Arguably better than fellow countrymen Tankard, it was surely Protector that should’ve been considered as part of the Teutonic “Big Four” alongside Kreator, Sodom and Destruction, and those three titans could’ve learnt a lot from these guys. With both Sodom and Destruction becoming a tad generic with their releases and Kreator succumbing to a commercial melodious streak, Protector just kept on snapping away with their aggressive thrash, and their 2013 opus Reanimated Homunculus remains one of the best thrash albums ever.

Excessive Outbursts Of Depravity is the eighth full-length studio release from this underrated combo and their sound remains a sonic source force of ripping savagery of the highest order. Vocalist and original member Martin Missy is still at the helm driving the outfit forward with dry, hostile yells, the band unleashing a tirade of volatile tunes such as the rampant fury of opener ‘Last Stand Hill’, the slaying speed of ‘Infinite Tyranny’ and the belligerent horror of ‘Cleithrophobia’ with its machine gun percussion.

This was always going to be tight yet lethal thrash metal, spitting venom and spiky in nature. Mathias Johansson’s bass is a destructive entity, rattling furiously through the chaotic storm of Michael Carlsson’s axe work.

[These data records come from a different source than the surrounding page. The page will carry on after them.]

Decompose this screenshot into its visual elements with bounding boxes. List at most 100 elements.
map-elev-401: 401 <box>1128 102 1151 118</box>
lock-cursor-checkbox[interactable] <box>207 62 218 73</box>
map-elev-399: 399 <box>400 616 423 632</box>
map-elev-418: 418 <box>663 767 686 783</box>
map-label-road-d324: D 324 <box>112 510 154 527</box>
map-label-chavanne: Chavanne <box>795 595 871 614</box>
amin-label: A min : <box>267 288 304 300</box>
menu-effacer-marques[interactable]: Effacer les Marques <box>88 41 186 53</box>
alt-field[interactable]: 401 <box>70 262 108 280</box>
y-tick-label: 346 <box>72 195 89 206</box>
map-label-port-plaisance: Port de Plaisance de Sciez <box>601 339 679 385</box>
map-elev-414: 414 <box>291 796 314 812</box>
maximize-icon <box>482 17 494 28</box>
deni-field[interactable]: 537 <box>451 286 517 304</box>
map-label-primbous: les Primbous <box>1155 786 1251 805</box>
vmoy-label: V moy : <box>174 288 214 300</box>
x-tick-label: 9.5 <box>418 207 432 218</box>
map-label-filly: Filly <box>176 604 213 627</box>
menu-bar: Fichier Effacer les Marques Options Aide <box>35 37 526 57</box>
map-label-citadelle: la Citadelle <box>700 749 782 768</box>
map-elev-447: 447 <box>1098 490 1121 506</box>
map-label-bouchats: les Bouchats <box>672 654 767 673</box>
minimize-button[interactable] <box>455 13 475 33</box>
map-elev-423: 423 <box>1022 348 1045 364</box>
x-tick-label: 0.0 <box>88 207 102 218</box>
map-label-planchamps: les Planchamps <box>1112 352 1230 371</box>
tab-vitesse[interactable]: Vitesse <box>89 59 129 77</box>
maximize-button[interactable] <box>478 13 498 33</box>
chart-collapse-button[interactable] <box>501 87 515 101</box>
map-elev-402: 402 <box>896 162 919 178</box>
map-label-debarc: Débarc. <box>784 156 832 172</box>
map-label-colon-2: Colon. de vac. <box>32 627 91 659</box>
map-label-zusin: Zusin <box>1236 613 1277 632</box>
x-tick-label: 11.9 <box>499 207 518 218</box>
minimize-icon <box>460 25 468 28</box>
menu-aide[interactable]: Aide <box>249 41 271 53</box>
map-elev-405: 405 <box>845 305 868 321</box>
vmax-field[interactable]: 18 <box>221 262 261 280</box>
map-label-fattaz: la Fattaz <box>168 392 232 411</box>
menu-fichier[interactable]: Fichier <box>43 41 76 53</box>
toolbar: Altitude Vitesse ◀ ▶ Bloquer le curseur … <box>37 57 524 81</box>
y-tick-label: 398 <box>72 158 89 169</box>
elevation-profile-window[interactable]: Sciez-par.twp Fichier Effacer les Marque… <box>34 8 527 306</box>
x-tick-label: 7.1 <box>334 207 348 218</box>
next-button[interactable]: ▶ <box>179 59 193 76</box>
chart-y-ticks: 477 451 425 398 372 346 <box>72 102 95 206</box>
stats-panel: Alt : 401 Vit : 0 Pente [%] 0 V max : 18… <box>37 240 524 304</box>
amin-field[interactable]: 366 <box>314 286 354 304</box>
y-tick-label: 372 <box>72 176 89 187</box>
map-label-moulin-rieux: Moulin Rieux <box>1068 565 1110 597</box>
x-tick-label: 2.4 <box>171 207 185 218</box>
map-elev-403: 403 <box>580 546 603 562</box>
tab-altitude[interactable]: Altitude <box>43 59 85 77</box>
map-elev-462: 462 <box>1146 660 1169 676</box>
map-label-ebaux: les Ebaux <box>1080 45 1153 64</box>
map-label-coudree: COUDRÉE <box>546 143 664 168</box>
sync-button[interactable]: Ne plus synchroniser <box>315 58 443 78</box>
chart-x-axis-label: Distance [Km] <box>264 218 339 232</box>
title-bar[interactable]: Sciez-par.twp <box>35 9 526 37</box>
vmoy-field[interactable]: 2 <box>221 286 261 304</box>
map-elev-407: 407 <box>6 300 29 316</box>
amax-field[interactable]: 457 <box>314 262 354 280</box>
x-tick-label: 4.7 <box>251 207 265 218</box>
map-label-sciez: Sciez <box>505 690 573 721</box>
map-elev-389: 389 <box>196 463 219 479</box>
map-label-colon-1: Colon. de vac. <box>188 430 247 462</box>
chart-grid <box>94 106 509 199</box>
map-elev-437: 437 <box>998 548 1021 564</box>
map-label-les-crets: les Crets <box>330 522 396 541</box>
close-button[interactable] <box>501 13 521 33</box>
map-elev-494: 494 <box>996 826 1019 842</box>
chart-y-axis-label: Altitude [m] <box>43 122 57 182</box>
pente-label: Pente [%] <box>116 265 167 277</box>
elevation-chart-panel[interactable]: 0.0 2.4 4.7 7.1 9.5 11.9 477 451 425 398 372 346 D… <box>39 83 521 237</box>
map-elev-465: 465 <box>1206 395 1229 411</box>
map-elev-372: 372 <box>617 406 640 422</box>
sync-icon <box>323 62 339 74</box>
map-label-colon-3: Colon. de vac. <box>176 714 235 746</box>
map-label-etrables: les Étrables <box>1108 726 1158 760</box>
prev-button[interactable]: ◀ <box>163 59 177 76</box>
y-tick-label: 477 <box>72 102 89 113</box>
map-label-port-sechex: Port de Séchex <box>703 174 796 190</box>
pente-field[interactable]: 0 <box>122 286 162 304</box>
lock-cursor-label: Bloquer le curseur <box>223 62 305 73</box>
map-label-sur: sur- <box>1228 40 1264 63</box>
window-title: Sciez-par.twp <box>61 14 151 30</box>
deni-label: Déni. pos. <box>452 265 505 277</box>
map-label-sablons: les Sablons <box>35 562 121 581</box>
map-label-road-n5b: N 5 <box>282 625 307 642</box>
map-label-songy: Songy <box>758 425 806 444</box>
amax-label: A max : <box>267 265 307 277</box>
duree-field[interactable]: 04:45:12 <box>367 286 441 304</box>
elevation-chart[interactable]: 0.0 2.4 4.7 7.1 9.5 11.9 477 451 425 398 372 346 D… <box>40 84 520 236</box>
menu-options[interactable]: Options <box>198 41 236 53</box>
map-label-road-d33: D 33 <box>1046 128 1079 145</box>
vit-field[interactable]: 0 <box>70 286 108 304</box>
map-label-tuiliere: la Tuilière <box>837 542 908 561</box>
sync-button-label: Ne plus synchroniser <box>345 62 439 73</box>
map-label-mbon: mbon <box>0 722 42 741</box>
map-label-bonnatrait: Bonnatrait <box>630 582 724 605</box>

It’s not regressive or progressive, Protector simply exists in its moment, almost spontaneous in its primal wrecking. The likes of Sadus and Razor have ploughed similar unwavering furrows, frantically propelling themselves into a speedy stratosphere constructed of angular dynamics and thorny frameworks.

Maybe due to the band’s ability to simply thrash hard and fast has not always worked in their favour, but one cannot argue with the formula created to drive home the likes of ‘Pandemic Misery’ with its swirling rapids of riffery, and the cutting, churning ‘Toiling In Sheol’. It is only ‘Thirty Years Of Perdition’ which affords some sort of mid paced accessibility, but overall this is the Protector we know and love that doesn’t require any “Big Four” entitlement because this latest album literally lays waste to the competition.